Les lumières de sa ville.
9.5 Depuis quand n’avais-je pas été à ce point ému, surpris et transporté par un film au cinéma ? Une éternité, apparemment.
Eva en août est une magnifique relecture madrilène et inversée du Rayon vert, de Rohmer : Quand Delphine, qui souhaite quitter Paris pour l’été, se retrouve sans lieu de vacances, et voyage au gré de ce que ses rencontres lui proposent, Eva, ici, choisit sa propre ville afin de l’arpenter en touriste, déterminée à écouter ses envies, ressentir pleinement son authenticité, se réécrire.
Lorsque le film s’ouvre, Eva est une page blanche. Dans un carton de présentation, tout juste on nous apprend qu’elle choisit de rester à Madrid pour les vacances, quand tous les madrilènes, par habitude, fuient les lieux. C’est un acte de foi : Se recentrer en choisissant de rester plutôt que de partir. Rester, mais rester autrement. En excursion dans son propre environnement.
D’emblée, Eva visite un appartement qu’un ami lui prête pour le mois. Bientôt, elle demande refuge à une amie, lorsqu’elle se retrouve à la porte de son immeuble en pleine nuit, le premier soir. Elle n’a plus de chez elle. Elle choisit Madrid mais ce n’est plus son Madrid. C’est celui d’un univers parallèle.
On apprendra par ailleurs peu sur elle, hormis au moyen de quelques bribes, notamment des retrouvailles et quelques dialogues, qui la rattachent au passé. On sait qu’elle est comédienne. On sait bientôt aussi qu’elle sort d’une rupture douloureuse. Mais la page blanche, systématiquement l’emporte, à l’image de ce journal, qu’elle tient, mais dont nous n’aurons jamais vraiment accès. Et c’est aussi dans ses rencontres que la page blanche se nourrit : Ses connaissances apparaissent puis disparaissent ; ses rencontres avec des inconnu(e)s restent.
Vers la moitié du film, Eva est plongée dans l’eau contre son gré mais semble vite s’y accommoder, accepte cette plongée inopinée comme un baptême et une possibilité parmi l’infinité de possibilités qui s’ouvrent devant elle.
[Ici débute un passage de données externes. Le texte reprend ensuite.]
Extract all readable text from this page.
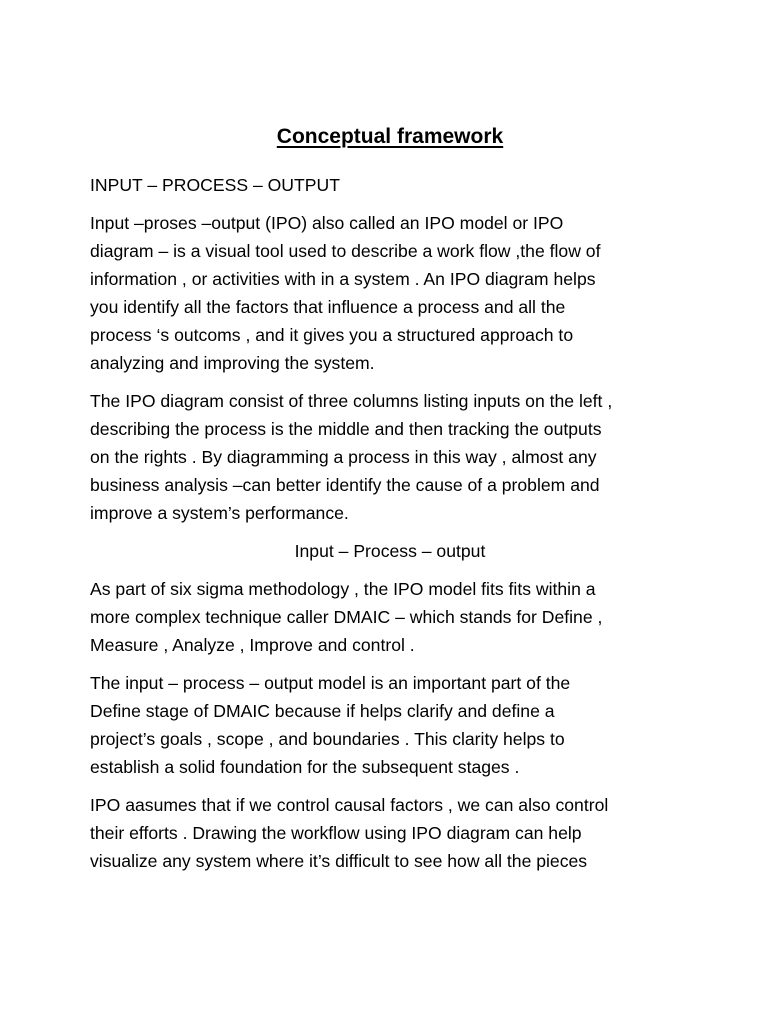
Conceptual framework

INPUT – PROCESS – OUTPUT

Input –proses –output (IPO) also called an IPO model or IPO
diagram – is a visual tool used to describe a work flow ,the flow of
information , or activities with in a system . An IPO diagram helps
you identify all the factors that influence a process and all the
process ‘s outcoms , and it gives you a structured approach to
analyzing and improving the system.

The IPO diagram consist of three columns listing inputs on the left ,
describing the process is the middle and then tracking the outputs
on the rights . By diagramming a process in this way , almost any
business analysis –can better identify the cause of a problem and
improve a system’s performance.

Input – Process – output

As part of six sigma methodology , the IPO model fits fits within a
more complex technique caller DMAIC – which stands for Define ,
Measure , Analyze , Improve and control .

The input – process – output model is an important part of the
Define stage of DMAIC because if helps clarify and define a
project’s goals , scope , and boundaries . This clarity helps to
establish a solid foundation for the subsequent stages .

IPO aasumes that if we control causal factors , we can also control
their efforts . Drawing the workflow using IPO diagram can help
visualize any system where it’s difficult to see how all the pieces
C’est aussi cela Eva en août : La quête d’une osmose entre la solitude et l’ouverture à l’imprévu, aux autres, au monde.
Itsaso Arana incarne Eva, mais pas seulement : Elle coécrit le film avec Jonas Trueba, son réalisateur. C’est elle qui porte tout le film. Qui fait vivre chaque plan, au gré des aventures de son personnage, de ses rencontres ou de ses retrouvailles.
Pourtant, le film semble aussi faire le portrait plus universel d’une génération de trentenaires en pleine crise existentielle, questionnant en permanence leurs choix passés et à venir, leurs doutes et leurs regrets, qu’ils soient parents ou non.
C’est aussi un portrait de Madrid au mois d’août. Mais loin d’être celui d’une carte postale, plutôt celui qui capte sa respiration abstraite, qui s’attache aux trajectoires inattendues ainsi qu’aux petites choses quotidiennes que le cinéma trop souvent oublie.
Le film est construit à la manière des meilleurs Rohmer, ceux qu’il réalisât durant les années 80 : Chapitrés par journée. Mais il est aussi jalonné par les fêtes populaires rituelles : San Cayetano, San Lorenzo, La fête de la vierge Paloma.
« La vierge d’août » annonce le titre original. Car se retrouver c’est aussi retrouver sa virginité. D’ailleurs le film n’ira pas plus loin que le quinze août, jour de l’Assomption. Mais religion de côté, en philosophie existentialiste, l’assomption c’est surtout « l’acceptation lucide de ce que l’on est, de ce que l’on désire, etc ; acte de la liberté en tant qu’elle assume lucidement la nécessité, la finitude, etc ». C’est le leitmotiv d’Eva : Devenir une vraie personne. Autrement dit, faire corps avec ses propres désirs.
C’est une déambulation touchée par la grâce, que je pourrais revoir/revivre sans problème tous les ans. J’en attendais beaucoup, on me l’avait tant conseillé. Mais c’est encore mieux que ce que j’en attendais. C’était aussi pile le moment pour moi de voir ça, assurément.